This post is part of a series sponsored by TransUnion.
Social and regulatory attention has been using fairness and equity as a lens to evaluate the outcomes of existing processes like insurance underwriting. For example, a new law in Colorado, which will come into effect at the beginning of 2023, will require insurers to provide analytical evidence that their operational processes that use inputs of consumer data and predictive models do not result in unfair discrimination against certain consumer groups. Credit-based insurance scores (hereinafter referred to as insurance risk scores) are one example of the inputs used in these operational processes
Insurance risk scores have become essential for insurers as they seek to quickly and accurately underwrite policies and attract new business. But the relationship between credit information and insurance risk evaluation is technical and complex. Most consumers are simply unaware that insurance risk scores are used in insurance underwriting, and when they get incomplete information about it, they may distrust their use.
This reality highlights two dimensions of fairness — the fairness of outcomes and the consumer perception of fairness towards these practices. These questions of fairness are important, and insurance companies must be able to demonstrate that their practices won’t result in unfair outcomes and seem fair to consumers.

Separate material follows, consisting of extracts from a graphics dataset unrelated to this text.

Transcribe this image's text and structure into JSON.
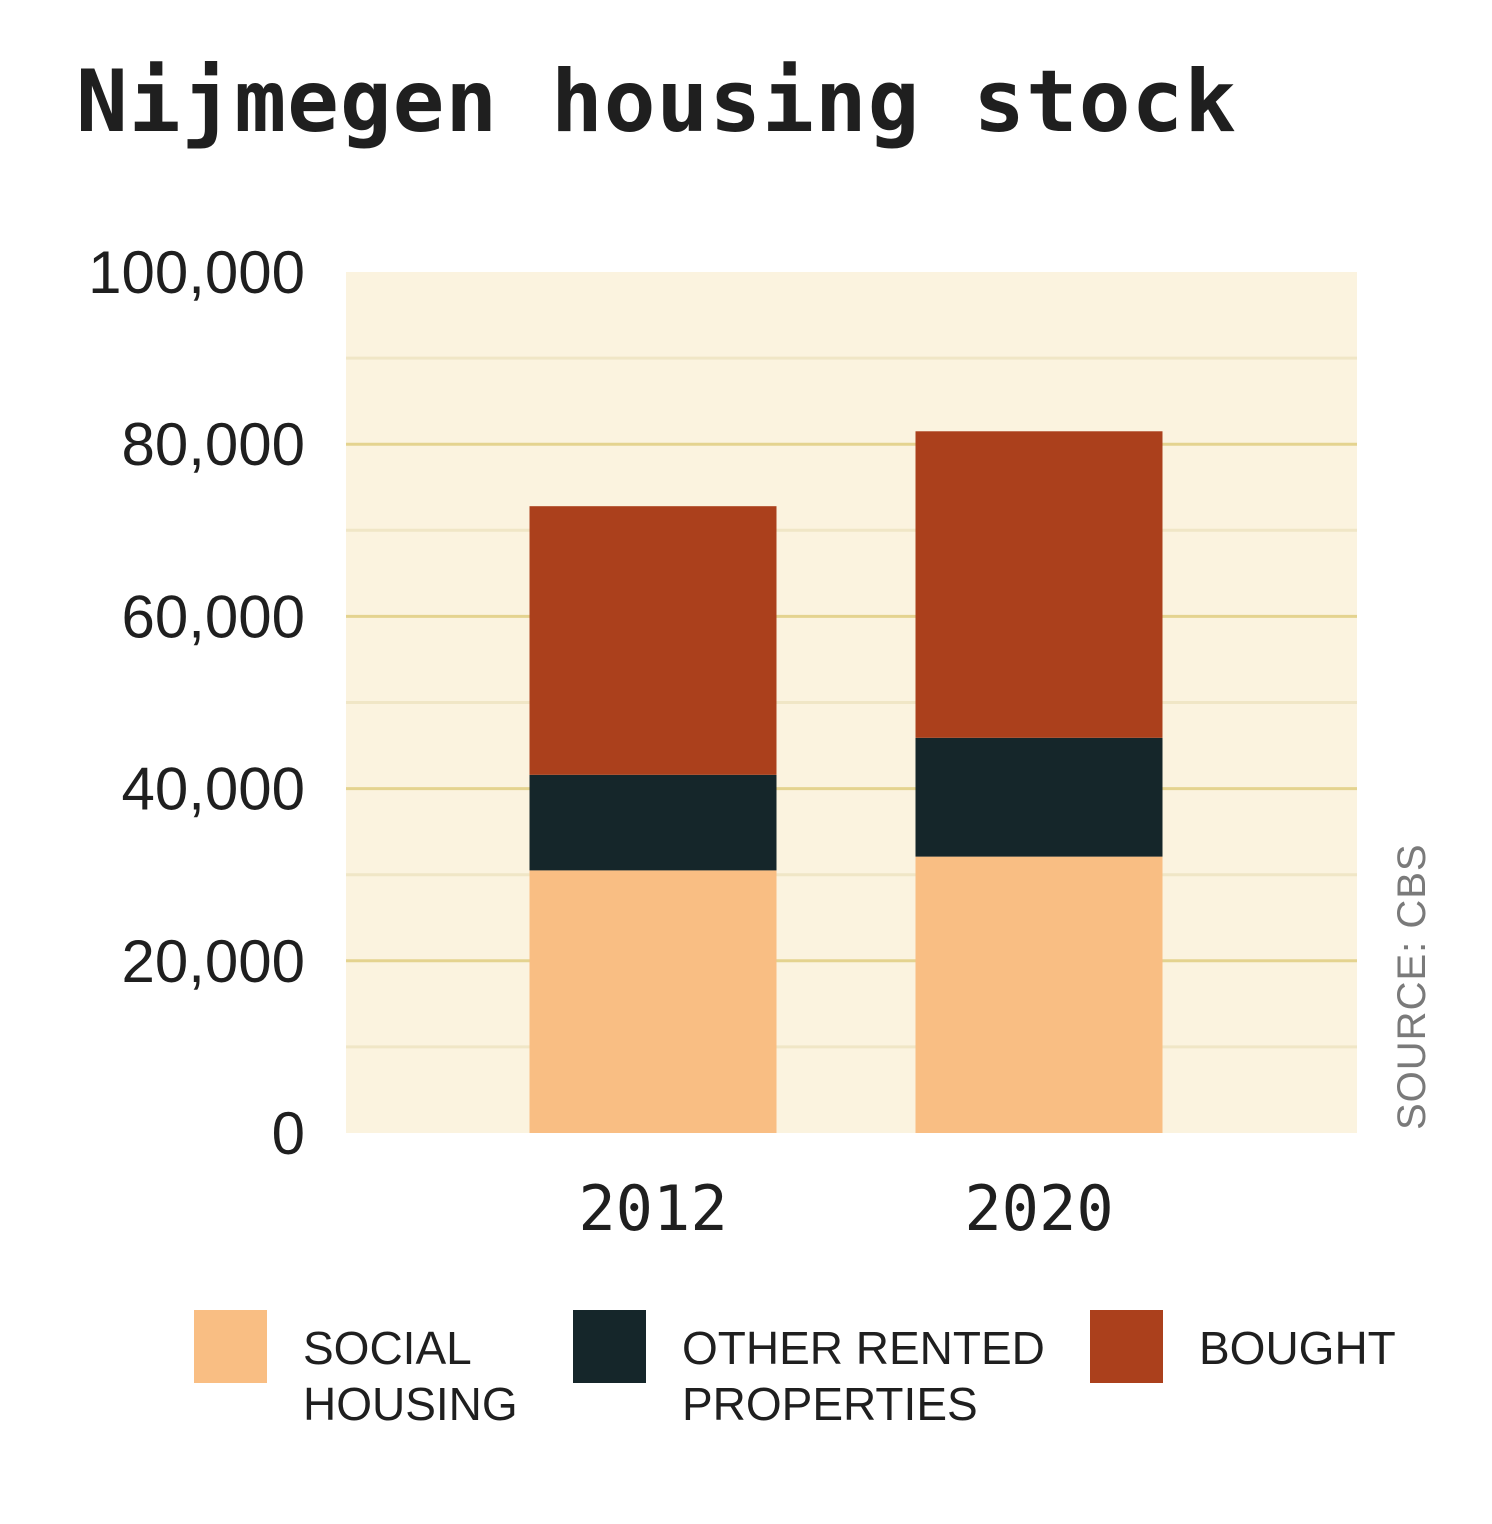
{
  "title": "Nijmegen housing stock",
  "source": "SOURCE: CBS",
  "colors": {
    "plot_bg": "#fbf3df",
    "major_grid": "#e4d38f",
    "minor_grid": "#f0e6c6",
    "social": "#f9be83",
    "other_rented": "#15262a",
    "bought": "#ab401c"
  },
  "chart_data": {
    "type": "bar",
    "stacked": true,
    "categories": [
      "2012",
      "2020"
    ],
    "series": [
      {
        "name": "SOCIAL HOUSING",
        "values": [
          30500,
          32100
        ]
      },
      {
        "name": "OTHER RENTED PROPERTIES",
        "values": [
          11100,
          13800
        ]
      },
      {
        "name": "BOUGHT",
        "values": [
          31200,
          35600
        ]
      }
    ],
    "ylim": [
      0,
      100000
    ],
    "yticks": [
      0,
      20000,
      40000,
      60000,
      80000,
      100000
    ],
    "ytick_labels": [
      "0",
      "20,000",
      "40,000",
      "60,000",
      "80,000",
      "100,000"
    ],
    "grid": true,
    "legend_position": "bottom"
  },
  "legend": [
    {
      "label": "SOCIAL\nHOUSING"
    },
    {
      "label": "OTHER RENTED\nPROPERTIES"
    },
    {
      "label": "BOUGHT"
    }
  ]
}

Fairness testing — the need to align on best practices
Actuarial science and predictive modeling are decades old and well honed. The insurance industry has become very good at building models that are empirically sound, demonstratively strong and stable. Within the insurance industry, however, fairness testing research and practice is still in its infancy, but it is more robust in academia.
Much of the current focus is on race, ethnicity and income; however, it’s against the law for insurance companies and consumer-reporting agencies to collect or store information on race and ethnicity, which makes it very difficult to analyze fairness and equity along these axes. The industry will need to evaluate options for capturing or estimating these characteristics.
Next, there will need to be a standard definition of fair. From a data science and predictive modeling perspective, a fair outcome is one in which the predicted outcome aligns with actual outcomes based on some measure of statistical significance. On the other hand, some would say that fair means equal treatment in outcomes across the population. As the industry works to define fair, consideration should be given to both variance in actual outcomes and population profile — a behavior-adjusted fair outcome.
Consumer perception of fairness
As for consumer perception of fairness, one of the most important academic researchers on this subject is Stanford University’s Dr. Barbara Kiviat, who studies social attitudes towards credit scoring. In particular, she has elaborated on the concept of logical relatedness in the use of credit scoring: Consumers resist or resent the application of credit scores to areas of their lives if they don’t see a clear connection between the two. And many consumers and legislators alike do not currently view credit as something logically related to insurance, which leads them to see insurance risk scores as unfair.
Dr. Kiviat, however, points out that “If logically unrelated, morally heterogeneous data don’t seem so bad if using them promises to expand the market to previously excluded individuals.” In other words, even if consumers and policymakers don’t see a logical connection between insurance risk scores and insurance pricing, will they appreciate their role in expanding the market?
Another important finding in Dr. Kiviat’s research is that consumers are more likely to find a credit-based score fair if they know it does not misclassify risks. As TransUnion has shown with the accommodations around the CARES Act, insurance risk scores can be tailored to exclude consideration of factors that are outside the control of the consumer and still remain stable and predictive.
An opportunity to raise awareness and educate consumers
Based on Dr. Kiviat’ research, in order for someone to accept use of consumer data, such as insurance risk scores, they must be provided with a clear causal theory that explains why and how the scoring system works. Insurers have the opportunity to provide a clearer understanding by taking a number of steps to raise awareness and educate consumers on the use of credit information in underwriting, including:
- How and why credit information is used
- The benefits and opportunities it provides to consumers
- The protections and rights afforded to consumers in the current process
What would an education campaign about insurance risk scores look like in practice? TransUnion specifically recommends that insurers:
- Provide consumers with an explanation of what insurance risk scores are, how they differ from financial credit scores and how insurers use them in combination with other variables to underwrite policies.
- Explain to consumers why insurance risk scores are used in underwriting, with a focus on the benefits to consumers.
- Provide consumers information on the protections and rules governing insurance risk scores, including rights that consumers have to access, dispute and direct how their personal credit information is used.
- Describe to consumers the credit behaviors that can lead to an improvement in their score. By providing consumers with this information, you can empower them to control and manage their personal credit history, which can lead to greater financial inclusion and lower costs.
Finally, insurers must take their advocacy mission to local and national legislators, as well. Teams working with insurance risk score-informed products should work hand in hand with corporate government relations teams to identify potential trouble spots. Now is a great time to make your colleagues in government relations aware of this topic and ensure they are working to engage on your company’s behalf.